Blogging, I can manage between burps and books, play dates and paint, bottles and naps, but my fiction requires a different focus. In order to really write, get inside my head and listen, I need meditative stillness and quiet. I need a room of my own.
But since I'm not Virginia Wolf, and I cant spend hour upon reclusive hour alone with my pen, because I share a Brooklyn apartment with a musician husband, a boisterous toddler, a crying baby and a ridiculously loquacious cat, the key isn't so much finding a room of my own (although that would be lovely), but finding time of my own.
The only quiet or down time I get is contingent upon two unreliable forces: a) My infant, who usually falls asleep first, must stay down after my toddler goes to bed and b) My toddler who usually goes to bed these days (thank heavens) without much of a fuss, must do just that and in a timely fashion. If the above has rolled out smoothly, and I've got no dishes left in the sink to wash and the floor has already been swept, all surfaces wiped down, then, around 9:00pm, I usually have a fifteen minute window, when all is silent.
Then the teething infant wakes or the dashing hubby returns home from a gig and wants to binge watch one of our favorite Netflix shows, or maybe the toddler wakes, startled and alone and decides to have a meltdown. When it's over, when it's all said and done, my brain is so fried, I'm doing well if I can recall my name. Sometimes I can't.
The morning is my only hope.
And so my experiment began. How to be a productive writer in the morning? Would it be possible. Would I be able to wake up? It's hard enough starting the day at seven am considering the infant is not sleeping through the night yet. Would I crash and burn? Would the kids sense that I'm awake and decide to get up and join me? Would it all just work out brilliantly?
Slowly I began at first, 6am rise, then 5:30 am, and finally 4:45 am rise. It seems to be working.
I am fortunate enough to have a desk of my own, a space of my own within a room that I share.
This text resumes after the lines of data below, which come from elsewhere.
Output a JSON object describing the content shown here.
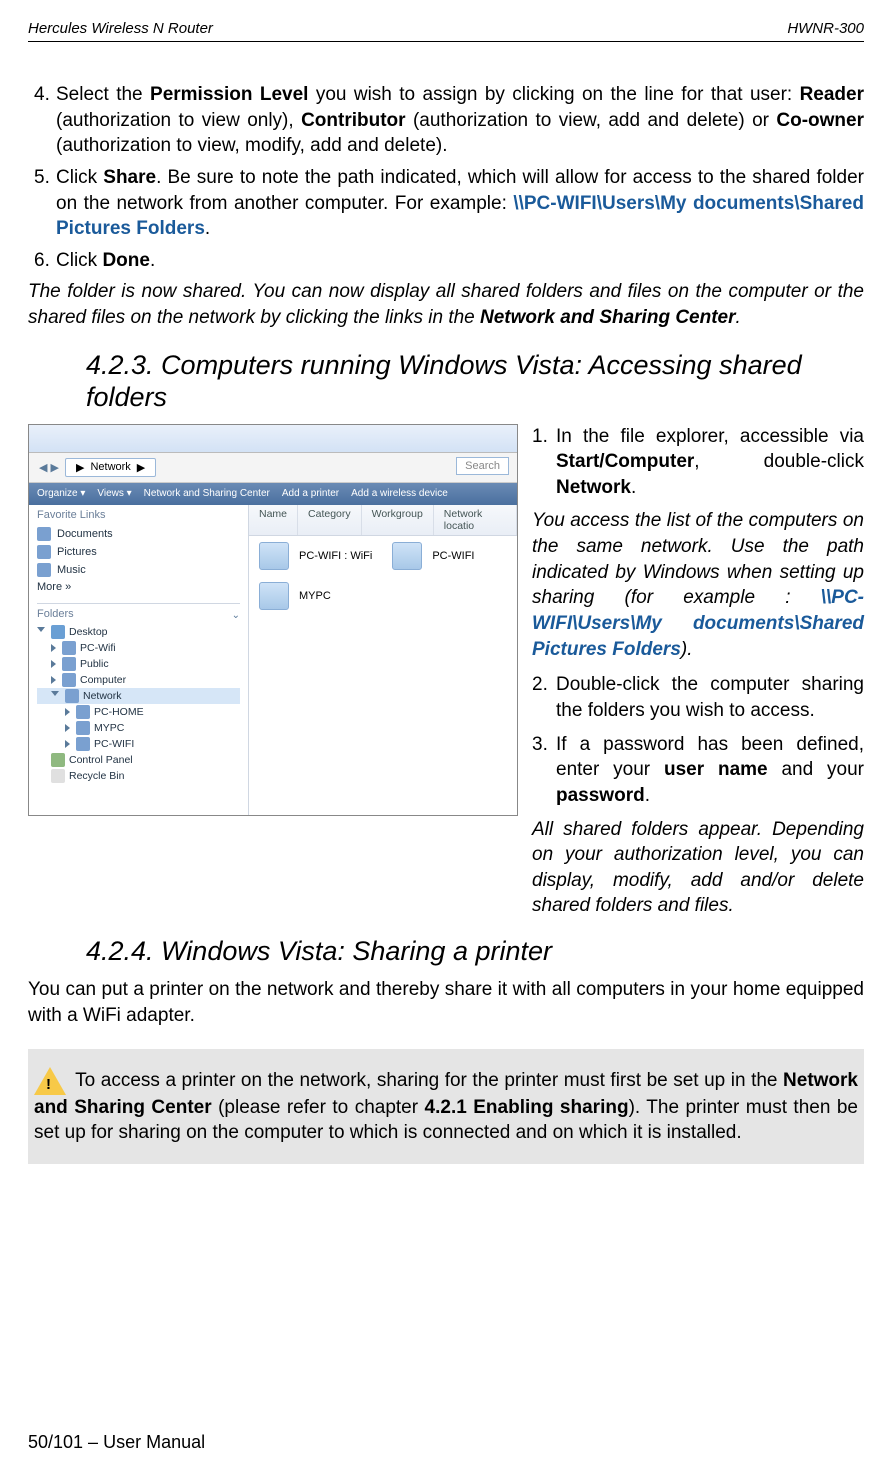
{
  "header": {
    "left": "Hercules Wireless N Router",
    "right": "HWNR-300"
  },
  "footer": "50/101 – User Manual",
  "list1": [
    {
      "num": "4.",
      "pre": "Select the ",
      "b1": "Permission Level",
      "mid1": " you wish to assign by clicking on the line for that user: ",
      "b2": "Reader",
      "mid2": " (authorization to view only), ",
      "b3": "Contributor",
      "mid3": " (authorization to view, add and delete) or ",
      "b4": "Co-owner",
      "mid4": " (authorization to view, modify, add and delete)."
    },
    {
      "num": "5.",
      "pre": "Click ",
      "b1": "Share",
      "mid1": ".  Be sure to note the path indicated, which will allow for access to the shared folder on the network from another computer. For example: ",
      "blue": "\\\\PC-WIFI\\Users\\My documents\\Shared Pictures Folders",
      "post": "."
    },
    {
      "num": "6.",
      "pre": "Click ",
      "b1": "Done",
      "post": "."
    }
  ],
  "note1": {
    "pre": "The folder is now shared.  You can now display all shared folders and files on the computer or the shared files on the network by clicking the links in the ",
    "b": "Network and Sharing Center",
    "post": "."
  },
  "heading1": "4.2.3.  Computers running Windows Vista: Accessing shared folders",
  "heading2": "4.2.4. Windows Vista: Sharing a printer",
  "screenshot": {
    "breadcrumb_arrow": "▶",
    "breadcrumb": "Network",
    "search": "Search",
    "toolbar": [
      "Organize ▾",
      "Views ▾",
      "Network and Sharing Center",
      "Add a printer",
      "Add a wireless device"
    ],
    "fav_label": "Favorite Links",
    "fav_items": [
      "Documents",
      "Pictures",
      "Music",
      "More »"
    ],
    "folders_label": "Folders",
    "tree": [
      "Desktop",
      "PC-Wifi",
      "Public",
      "Computer",
      "Network",
      "PC-HOME",
      "MYPC",
      "PC-WIFI",
      "Control Panel",
      "Recycle Bin"
    ],
    "columns": [
      "Name",
      "Category",
      "Workgroup",
      "Network locatio"
    ],
    "items": [
      "PC-WIFI : WiFi",
      "PC-WIFI",
      "MYPC"
    ]
  },
  "right": {
    "item1": {
      "num": "1.",
      "pre": "In the file explorer, accessible via ",
      "b1": "Start/Computer",
      "mid": ", double-click ",
      "b2": "Network",
      "post": "."
    },
    "para1": {
      "pre": "You access the list of the computers on the same network.  Use the path indicated by Windows when setting up sharing (for example : ",
      "blue": "\\\\PC-WIFI\\Users\\My documents\\Shared Pictures Folders",
      "post": ")."
    },
    "item2": {
      "num": "2.",
      "text": "Double-click the computer sharing the folders you wish to access."
    },
    "item3": {
      "num": "3.",
      "pre": "If a password has been defined, enter your ",
      "b1": "user name",
      "mid": " and your ",
      "b2": "password",
      "post": "."
    },
    "para2": "All shared folders appear. Depending on your authorization level, you can display, modify, add and/or delete shared folders and files."
  },
  "printer_para": "You can put a printer on the network and thereby share it with all computers in your home equipped with a WiFi adapter.",
  "gray": {
    "pre": " To access a printer on the network, sharing for the printer must first be set up in the ",
    "b1": "Network and Sharing Center",
    "mid1": " (please refer to chapter ",
    "b2": "4.2.1 Enabling sharing",
    "post": ").  The printer must then be set up for sharing on the computer to which is connected and on which it is installed."
  }
}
But the magic happens when I can approach my space in my own time.
Apparition-like, my bare feet shuffle lithe across the hardwood, earl grey/lavender infusion in a teacup in my right hand, I've been known to pace the living room in those sacred pre dawn hours as I plan and concoct plots and settings, subtleties and flaws.
I've been keen on spontaneously rolling out my yoga mat behind my chair, working through some sun salutations or gentle flow poses to focus or stimulate my mind and body, get them working as a team.
It seems to be working.
In perfect stillness my future starts, I'm free to write and re-write, edit and deconstruct. There are no limits or borders. I have the pleasure of showing up for myself. And bonus, I have a front seat to the spectacle of the rising sun.
When seven rolls around, away go my books, my yoga mat, my journals, pens and laptop.
With the pitter patter of little feet, the clamor of the garbage trucks, the white light of the sun, I transition again from writer to mommy. A role I can truly sink my teeth into, because I've made the time to do something creative with my life.
Now, I just need to figure out how to get more sleep!